Trainer John Sadler's reputation grows with Big Cap favorite Twirling Candy

John Sadler, a Southern Californian whose mentors include Eddie Gregson and Charlie Whittingham, is succeeding in thoroughbred racing his way, after starting long ago in equestrian.

March 04, 2011|Bill Dwyre

The most remarkable thing about highly successful thoroughbred trainer John Sadler is that he is so unremarkable.

Sadler grew up near Santa Anita in Pasadena, fell in love with the animals he now spends all his time with, and never really wanted to do anything else. He doesn't have the recognition value of Bob Baffert's white hair and quick wit, or Doug O'Neill's oozing Irish charm, nor even Julio Canani's quirky broken English.

Sadler is just a guy doing a job.

At the moment, he is doing it more successfully than anybody else in Southern California. He has two straight training titles at the major Santa Anita winter meeting, is near the top again and has one of the top horses in the country going for him right now. That would be Twirling Candy, the clear class of the field in Saturday's traditional season highlight, the $750,000 Santa Anita Handicap.

With that attention comes pressure.

"Any result other than a win will be a huge disappointment," Sadler says.

Even though he has yet to win a Triple Crown race, or a Breeders' Cup race, Sadler has gone from a trainer with a good regional reputation to somebody with a stable of 80 horses, a deep-pocket marquee owner in Jenny Craig and a rapidly increasing national stature. On a day that will also include the $250,000 Santa Anita Oaks and the $300,000 Frank E. Kilroe Mile, like the Big Cap both Grade I races, Sadler will start nine horses.

He is quietly proud of the Frank Sinatra approach he has taken to his success.
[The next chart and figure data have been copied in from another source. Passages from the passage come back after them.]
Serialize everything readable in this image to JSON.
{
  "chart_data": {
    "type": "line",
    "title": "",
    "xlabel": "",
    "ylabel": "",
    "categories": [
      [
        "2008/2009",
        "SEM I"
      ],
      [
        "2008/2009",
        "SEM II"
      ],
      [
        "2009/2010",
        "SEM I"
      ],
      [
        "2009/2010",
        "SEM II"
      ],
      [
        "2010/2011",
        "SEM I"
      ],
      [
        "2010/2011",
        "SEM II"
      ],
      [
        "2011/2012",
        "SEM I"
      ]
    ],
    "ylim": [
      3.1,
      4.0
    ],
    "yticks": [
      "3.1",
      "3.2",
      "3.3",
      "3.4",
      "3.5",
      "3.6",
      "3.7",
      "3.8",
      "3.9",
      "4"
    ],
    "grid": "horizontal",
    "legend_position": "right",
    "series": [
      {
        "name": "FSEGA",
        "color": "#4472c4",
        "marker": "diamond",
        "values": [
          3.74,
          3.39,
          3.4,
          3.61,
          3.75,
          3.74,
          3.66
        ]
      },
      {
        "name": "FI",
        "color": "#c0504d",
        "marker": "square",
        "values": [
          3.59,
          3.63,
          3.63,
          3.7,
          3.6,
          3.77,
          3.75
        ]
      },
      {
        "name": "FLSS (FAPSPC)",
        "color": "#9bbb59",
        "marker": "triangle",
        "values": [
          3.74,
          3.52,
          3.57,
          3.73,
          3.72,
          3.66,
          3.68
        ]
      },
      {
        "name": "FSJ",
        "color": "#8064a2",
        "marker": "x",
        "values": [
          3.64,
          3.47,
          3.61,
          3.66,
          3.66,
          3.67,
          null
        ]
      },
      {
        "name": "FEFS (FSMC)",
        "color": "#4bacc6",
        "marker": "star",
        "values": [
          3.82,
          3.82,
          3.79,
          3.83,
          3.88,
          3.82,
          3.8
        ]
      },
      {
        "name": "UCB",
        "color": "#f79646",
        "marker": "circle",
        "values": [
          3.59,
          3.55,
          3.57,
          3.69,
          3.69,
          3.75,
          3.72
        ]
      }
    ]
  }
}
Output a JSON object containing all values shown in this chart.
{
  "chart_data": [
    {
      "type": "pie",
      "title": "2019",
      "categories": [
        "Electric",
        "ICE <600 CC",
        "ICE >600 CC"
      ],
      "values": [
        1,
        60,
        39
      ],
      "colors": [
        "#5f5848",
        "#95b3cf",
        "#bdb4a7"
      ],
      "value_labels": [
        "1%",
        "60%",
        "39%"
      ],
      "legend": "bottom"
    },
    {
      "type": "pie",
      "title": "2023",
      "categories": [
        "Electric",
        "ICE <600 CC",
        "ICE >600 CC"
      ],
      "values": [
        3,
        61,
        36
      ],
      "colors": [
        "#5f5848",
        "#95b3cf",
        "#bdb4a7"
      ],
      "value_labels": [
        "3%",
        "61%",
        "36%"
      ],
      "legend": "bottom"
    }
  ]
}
He has done it his way.

"I've always wanted to be my own brand," he says. "I have been in this for 28 years, and there were lots of years when things got tough, when I had to ask my parents for financial help.

"But I learned from some of the best, from Eddie Gregson, Charlie Whittingham. Theirs was a kinder, gentler era. One of the best things I learned was not to fly off the handle. Don't yell at a jockey because you're likely to find out the next day that there was something wrong with the horse."

Sadler calls that the "bite your tongue" approach.

"Charlie Whittingham used to say that you shouldn't knock a horse until he's been dead two years," Sadler says.

If the lessons came from the legendary Whittingham, and Sadler's first horse to train came from Gregson — who won the 1982 Kentucky Derby with Gato Del Sol — then the nudge toward a career in thoroughbred training came from, of all places, the U.S. Equestrian Federation.

Sadler was a good enough horse jumping rider as a teenager to make it to the U.S. Olympic equestrian trials. He thought he did well, but back then, Olympic horse-and-rider teams were chosen kind of like the way they pick the winner of the Westminster Kennel Club dog show.

"Now, they have measured competition," Sadler says. "Back then, a judge walked around at the end and kind of pointed. You're in. And you, and you.

Sadler wasn't in. The politics of the sport had left him out, so he found another sport with the same animals. According to his older brother, Tom, an attorney in Los Angeles, horses were destined to be part of John's life.

"Our parents took us to a picnic when we were kids and there were horses there," Tom Sadler says. "They let John and me ride. John could make his horse do anything he wanted it to. Mine ran off into the hills. I don't think I've been back on one since."

When John was young, his parents purchased, with 29 friends, a one-thirtieth interest in a $30,000 race horse. The syndicate was called, fittingly, Impossible Stables Inc. The best product from that joint venture was probably John Sadler, who got his first backstretch exposure to the sport and never left.

"I went to the University of Oregon for a couple of years," Sadler says, "but all I wanted to do was to come back to the track."

He went to Oregon because his father had. No other reason. And his premature departure — especially with big brother Tom at Stanford and becoming a lawyer — was not popular with all family members.

"My grandma, back in the Midwest, kept asking when I was going to get a real job," Sadler says.

Sadler's real job goes seven days a week, 52 weeks a year, and starts each day at 3:30 a.m., when he rises to get to the barns.

"I go to bed about 8, 8:30," he says.

Tom Sadler says: "If you have him over for dinner, it better be an early one, and it better be on time. His job is grueling. No weekends off. Very little outside social life. The key to success is the hard work, and John puts that in."

Big brother also sees how that hard work has paid off.

"It's kind of funny," Tom Sadler says. "People ask how come I'm a boring lawyer and my brother is a glamorous horse race trainer."

Ah, John Sadler being compared favorably to a big-time lawyer. Now that's remarkable.